The conflict is about 3,000 hectares of rich, arable land around Mount Kalayo in the Province of Bukidnon. The parties are the Central Mindanao University (CMU) and the Talaandig Tribe.
CMU firmly takes the position that they legally own the land based on Torrens Title. The Talaandig Council of Elders insists they own the land as part of their ancestral domain based on Native Title. It’s a clash between colonial and native views of land ownership.
For the past 50 years, these two parties have been fighting over this land—through both legal and violent means. 35 people were killed during those years of conflict. 25 of them were from the Talaandig Tribe. 10 were from the migrants who fought for the University. Both parties deny responsibility for the killings. Both parties blame the other side for deaths of people from among their respective ranks.
Three months ago, a group of scientists and researchers from CMU entered Mount Kitanglad to study certain plants for medicinal purposes. The Cultural Guards of the Talaandig Tribe patrolling the forests arrested the researchers who entered the tribal territory without permission from the tribal council. Past issues and deep wounds immediately re-surfaced.

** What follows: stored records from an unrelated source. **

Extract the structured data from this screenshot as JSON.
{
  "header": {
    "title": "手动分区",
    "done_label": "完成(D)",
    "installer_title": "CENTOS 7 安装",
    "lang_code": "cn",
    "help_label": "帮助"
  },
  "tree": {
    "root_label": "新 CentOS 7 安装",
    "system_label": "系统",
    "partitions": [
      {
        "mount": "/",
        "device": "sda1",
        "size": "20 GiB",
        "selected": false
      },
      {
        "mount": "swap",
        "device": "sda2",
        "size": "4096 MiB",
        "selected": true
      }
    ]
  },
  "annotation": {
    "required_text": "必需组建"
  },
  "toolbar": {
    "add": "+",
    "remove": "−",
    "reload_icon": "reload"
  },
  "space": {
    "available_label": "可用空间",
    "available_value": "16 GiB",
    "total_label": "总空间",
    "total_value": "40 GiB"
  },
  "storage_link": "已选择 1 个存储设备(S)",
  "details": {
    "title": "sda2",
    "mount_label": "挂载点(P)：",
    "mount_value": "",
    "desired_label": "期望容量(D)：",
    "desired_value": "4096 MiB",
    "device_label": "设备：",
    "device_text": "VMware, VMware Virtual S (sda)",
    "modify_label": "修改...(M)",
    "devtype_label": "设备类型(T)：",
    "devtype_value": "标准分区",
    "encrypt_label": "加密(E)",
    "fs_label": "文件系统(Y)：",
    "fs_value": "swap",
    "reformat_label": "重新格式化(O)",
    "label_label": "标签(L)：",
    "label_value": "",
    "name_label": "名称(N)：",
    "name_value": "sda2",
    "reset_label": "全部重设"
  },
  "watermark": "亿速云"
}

Meanwhile, the Bukidnon Peace and Reconciliation (PAR) Team have been working with the Talaandig Tribe for the past five years in the areas of peacebuilding, cross-cultural understanding, coffee growing, and fair trade. The same PAR Team is one among various organizations working with CMU in developing an academic program to train social entrepreneurs in the context of building just-peace in Mindanao.
Both the Talaandig Tribe and CMU invited our Bukidnon PAR Team to facilitate a conflict transformation process between them. Both parties have a clear vision of where this long-term process is going. Reconciliation.